Alleged Christchurch gunman's actions stun hometown


AP Photo,This frame from the video that was live-streamed Friday, March 15, 2019, shows a gunman, who used the name Brenton Tarrant on social media, in a car before the mosque shootings in Christchurch, New Zealand. Those who watched Brenton Tarrant growing up in the sleepy Australian country town of Grafton apparently had no inkling of the evil potential that he allegedly unleashed in merciless gunfire in two New Zealand mosques that claimed at least 49 lives. (Shooter's Video via AP)
AP Photo,This frame from the video that was live-streamed Friday, March 15, 2019, shows a gunman, who used the name Brenton Tarrant on social media, in a car before the mosque shootings in Christchurch, New Zealand. Those who watched Brenton Tarrant growing up in the sleepy Australian country town of Grafton apparently had no inkling of the evil potential that he allegedly unleashed in merciless gunfire in two New Zealand mosques that claimed at least 49 lives. (Shooter's Video via AP)

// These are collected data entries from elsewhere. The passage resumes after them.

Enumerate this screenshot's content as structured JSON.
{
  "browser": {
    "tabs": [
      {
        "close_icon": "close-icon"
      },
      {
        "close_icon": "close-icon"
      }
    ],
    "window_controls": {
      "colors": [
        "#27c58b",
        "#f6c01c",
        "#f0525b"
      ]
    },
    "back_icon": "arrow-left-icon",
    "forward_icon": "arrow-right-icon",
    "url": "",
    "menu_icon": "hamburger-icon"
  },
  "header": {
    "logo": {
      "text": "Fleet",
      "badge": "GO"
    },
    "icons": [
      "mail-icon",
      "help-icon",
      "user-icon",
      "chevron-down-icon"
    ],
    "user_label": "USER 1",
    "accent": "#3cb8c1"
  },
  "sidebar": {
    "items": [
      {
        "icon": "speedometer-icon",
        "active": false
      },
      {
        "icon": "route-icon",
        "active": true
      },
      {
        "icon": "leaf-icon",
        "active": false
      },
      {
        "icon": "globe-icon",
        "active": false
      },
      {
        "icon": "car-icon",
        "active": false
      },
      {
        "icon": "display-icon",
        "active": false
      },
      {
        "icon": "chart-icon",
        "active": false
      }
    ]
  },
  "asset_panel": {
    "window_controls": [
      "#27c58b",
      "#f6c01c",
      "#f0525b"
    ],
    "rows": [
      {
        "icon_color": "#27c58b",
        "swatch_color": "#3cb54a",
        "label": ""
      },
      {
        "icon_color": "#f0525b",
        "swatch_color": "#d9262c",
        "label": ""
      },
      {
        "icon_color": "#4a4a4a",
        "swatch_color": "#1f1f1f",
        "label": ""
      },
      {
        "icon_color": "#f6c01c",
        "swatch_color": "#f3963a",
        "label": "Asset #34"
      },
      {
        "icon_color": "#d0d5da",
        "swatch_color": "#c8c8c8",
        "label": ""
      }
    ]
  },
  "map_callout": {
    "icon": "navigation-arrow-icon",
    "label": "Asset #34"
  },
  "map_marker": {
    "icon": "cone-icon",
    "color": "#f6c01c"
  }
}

CANBERRA, Australia (AP) — Those who watched Brenton Tarrant growing up in the sleepy Australian country town of Grafton say they had no inkling of the potential evil he allegedly unleashed in merciless gunfire at two New Zealand mosques that claimed at least 50 lives.

The chief suspect in New Zealand’s worst mass shooting in modern history grew up in a modest house in suburban Grafton, a close-knit town of 20,000 on the Clarence River in northern New South Wales state.

Jennifer Huxley, an Australian Broadcasting Corp. reporter, went through Grafton High School six years ahead of Tarrant.

“I’ve caught up with some of his classmates and they remember him as a bit of a class clown,” Huxley said Saturday. “But staff remember him as a bit of a disruptive student who was prone at times to being quite cruel to his classmates.”

“But the teachers are struggling to come to terms with the fact that the pupil that they were involved with in Grafton has now been involved in what has happened in Christchurch,” Huxley said.

After high school, Tarrant became a personal trainer at the Big River Squash and Fitness Center, where he had earlier trained and become obsessive about building up his strength.

“I am a goddam monster of willpower. I just need a goal or object to work toward,” Tarrant posted on social media in 2011, a year after his father died.

Tracey Gray struggles to accept that the diligent fitness trainer she employed is the man accused of a horrific hate crime in Christchurch.

“I can’t … believe that somebody I’ve probably had daily dealings with and had shared conversations and interacted with would be capable of something this extreme,” Gray told Nine Network television.

While working as a fitness center, Tarrant ran free athletic programs for children, The Sydney Morning Herald reported.

Gray said Tarrant had left Grafton by early 2012. He traveled the world, including what New Zealand Prime Minister Jacinda Ardern described as sporadic visits there. Police say he spent little time in Australia during the past four years.

Tarrant wrote that he developed his racist views while traveling in Europe in 2017.

A woman who works at a Grafton news agency, who gave her name only as Brigid, told ABC that local residents were shocked by the events in Christchurch.

“It is very upsetting, actually,” Brigid said. “I think pretty much everyone is in the same boat of being very upset about it. It’s not something you would expect from someone from such a small community because everyone is well known.”